Uma piada que contrasta com os quase 200.000 milhões que os EUA e a Europa investiram na guerra da Ucrânia, ou com os lucros estratosféricos dos grandes monopólios energéticos. Entre os contributores está o Governo Biden, defensor do progressismo e do ambientalismo segundo alguns, que contribuirá com apenas 18 milhões de dólares. E, além disso, como reconhece a Greenpeace, ainda não se sabe exatamente “de onde virá o dinheiro”.
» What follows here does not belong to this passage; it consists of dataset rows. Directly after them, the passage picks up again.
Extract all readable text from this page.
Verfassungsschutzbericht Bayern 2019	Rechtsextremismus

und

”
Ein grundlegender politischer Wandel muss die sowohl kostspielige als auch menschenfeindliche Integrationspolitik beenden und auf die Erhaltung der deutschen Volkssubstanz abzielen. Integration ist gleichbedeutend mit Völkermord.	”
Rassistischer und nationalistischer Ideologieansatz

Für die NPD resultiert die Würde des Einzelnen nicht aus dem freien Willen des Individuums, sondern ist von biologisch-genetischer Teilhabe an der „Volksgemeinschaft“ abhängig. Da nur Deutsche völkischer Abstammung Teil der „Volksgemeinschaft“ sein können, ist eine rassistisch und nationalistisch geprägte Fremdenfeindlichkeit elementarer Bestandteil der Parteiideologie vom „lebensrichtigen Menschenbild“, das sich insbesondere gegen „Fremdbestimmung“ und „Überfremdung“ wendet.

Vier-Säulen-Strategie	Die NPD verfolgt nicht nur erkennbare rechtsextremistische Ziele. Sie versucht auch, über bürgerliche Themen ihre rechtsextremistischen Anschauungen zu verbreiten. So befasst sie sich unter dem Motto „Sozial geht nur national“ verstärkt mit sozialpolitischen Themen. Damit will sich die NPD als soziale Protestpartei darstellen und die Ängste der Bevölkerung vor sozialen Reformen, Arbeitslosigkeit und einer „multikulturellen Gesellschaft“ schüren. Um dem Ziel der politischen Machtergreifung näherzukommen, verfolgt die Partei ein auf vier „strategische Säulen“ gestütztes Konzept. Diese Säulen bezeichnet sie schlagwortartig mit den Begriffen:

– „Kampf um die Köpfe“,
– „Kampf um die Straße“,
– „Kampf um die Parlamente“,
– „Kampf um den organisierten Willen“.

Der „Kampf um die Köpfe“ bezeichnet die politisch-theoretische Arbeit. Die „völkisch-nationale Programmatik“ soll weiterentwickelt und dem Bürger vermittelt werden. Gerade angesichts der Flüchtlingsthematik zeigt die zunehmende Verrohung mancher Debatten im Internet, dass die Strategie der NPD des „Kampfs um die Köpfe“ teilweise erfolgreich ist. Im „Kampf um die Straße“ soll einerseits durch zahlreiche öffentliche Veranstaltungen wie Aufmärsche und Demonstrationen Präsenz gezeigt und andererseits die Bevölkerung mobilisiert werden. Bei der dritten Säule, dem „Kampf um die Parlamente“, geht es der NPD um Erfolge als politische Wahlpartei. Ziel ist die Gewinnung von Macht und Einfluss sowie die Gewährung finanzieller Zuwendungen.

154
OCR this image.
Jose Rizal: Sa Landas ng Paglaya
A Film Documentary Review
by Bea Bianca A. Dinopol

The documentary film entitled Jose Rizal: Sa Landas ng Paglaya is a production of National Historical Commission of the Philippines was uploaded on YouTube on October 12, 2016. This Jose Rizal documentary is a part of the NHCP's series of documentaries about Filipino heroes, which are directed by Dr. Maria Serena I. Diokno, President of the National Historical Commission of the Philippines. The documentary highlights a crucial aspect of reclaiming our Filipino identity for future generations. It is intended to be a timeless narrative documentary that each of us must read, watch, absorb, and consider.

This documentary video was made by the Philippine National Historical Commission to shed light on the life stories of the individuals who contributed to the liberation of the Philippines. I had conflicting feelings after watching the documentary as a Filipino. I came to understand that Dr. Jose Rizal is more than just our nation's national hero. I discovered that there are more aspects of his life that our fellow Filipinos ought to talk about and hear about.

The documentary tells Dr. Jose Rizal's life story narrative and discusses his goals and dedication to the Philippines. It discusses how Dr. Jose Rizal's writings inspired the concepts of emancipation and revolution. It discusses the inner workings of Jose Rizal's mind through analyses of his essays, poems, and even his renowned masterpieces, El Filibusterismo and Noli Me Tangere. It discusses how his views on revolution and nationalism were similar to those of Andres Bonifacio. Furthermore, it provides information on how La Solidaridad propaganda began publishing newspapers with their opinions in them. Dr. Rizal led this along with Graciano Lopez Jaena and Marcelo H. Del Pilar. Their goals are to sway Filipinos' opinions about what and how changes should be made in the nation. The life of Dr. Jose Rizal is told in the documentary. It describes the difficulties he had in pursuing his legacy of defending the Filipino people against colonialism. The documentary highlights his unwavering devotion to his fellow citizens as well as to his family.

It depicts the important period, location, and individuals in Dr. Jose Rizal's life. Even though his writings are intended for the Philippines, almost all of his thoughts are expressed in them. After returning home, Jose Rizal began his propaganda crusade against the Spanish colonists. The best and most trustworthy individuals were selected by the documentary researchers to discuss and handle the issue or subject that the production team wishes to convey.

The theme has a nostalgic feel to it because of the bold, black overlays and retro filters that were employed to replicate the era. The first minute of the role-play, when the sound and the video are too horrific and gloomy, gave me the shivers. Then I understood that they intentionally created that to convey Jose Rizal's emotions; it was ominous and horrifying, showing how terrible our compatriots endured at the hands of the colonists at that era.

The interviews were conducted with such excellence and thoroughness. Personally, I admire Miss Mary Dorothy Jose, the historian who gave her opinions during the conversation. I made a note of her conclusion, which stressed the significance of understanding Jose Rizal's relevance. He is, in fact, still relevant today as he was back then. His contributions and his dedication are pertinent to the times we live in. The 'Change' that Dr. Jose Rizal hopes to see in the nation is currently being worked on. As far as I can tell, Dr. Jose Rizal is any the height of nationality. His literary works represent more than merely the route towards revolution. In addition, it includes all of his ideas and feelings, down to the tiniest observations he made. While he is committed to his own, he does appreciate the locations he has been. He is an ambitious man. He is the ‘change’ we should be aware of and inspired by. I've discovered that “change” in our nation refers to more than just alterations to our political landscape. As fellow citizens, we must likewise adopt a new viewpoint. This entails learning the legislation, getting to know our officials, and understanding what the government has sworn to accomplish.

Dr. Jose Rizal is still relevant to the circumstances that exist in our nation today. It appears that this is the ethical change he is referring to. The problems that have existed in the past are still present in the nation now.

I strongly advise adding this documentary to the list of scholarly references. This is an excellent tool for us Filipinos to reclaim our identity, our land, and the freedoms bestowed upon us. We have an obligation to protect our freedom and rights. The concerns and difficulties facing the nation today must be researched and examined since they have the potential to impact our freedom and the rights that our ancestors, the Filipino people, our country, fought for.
Uma cimeira sequestrada pelas petrolíferas
A COP28 foi concebida e organizada para defender os interesses das multinacionais petrolíferas e do lobby dos combustíveis fósseis. Para começar, o encontro realizou-se nos Emirados Árabes Unidos, uma das ditaduras petrolíferas do Golfo Pérsico, sétimo produtor destes combustíveis a nível mundial e que já começou a julgar 87 activistas climáticos por protestarem contra a cimeira, presidida pelo Sultão Al Jaber.
Ahmed Al Jaber é Ministro da Indústria dos Emirados Árabes Unidos e também CEO da ADNOC Drilling (Companhia Nacional de Petróleo de Abu Dhabi), empresa especializada na extração de petróleo e gás no país. No balanço de atividades da empresa para 2022, lê-se que obtiveram receitas de 2,67 mil milhões de dólares com a venda de hidrocarbonetos e lucros líquidos de 802 milhões de dólares, um recorde na história desta empresa estatal dos Emirados Árabes Unidos. Além disso, anunciaram também que os seus planos de crescimento envolvem a exploração de hidrocarbonetos em terra e no subsolo subaquático.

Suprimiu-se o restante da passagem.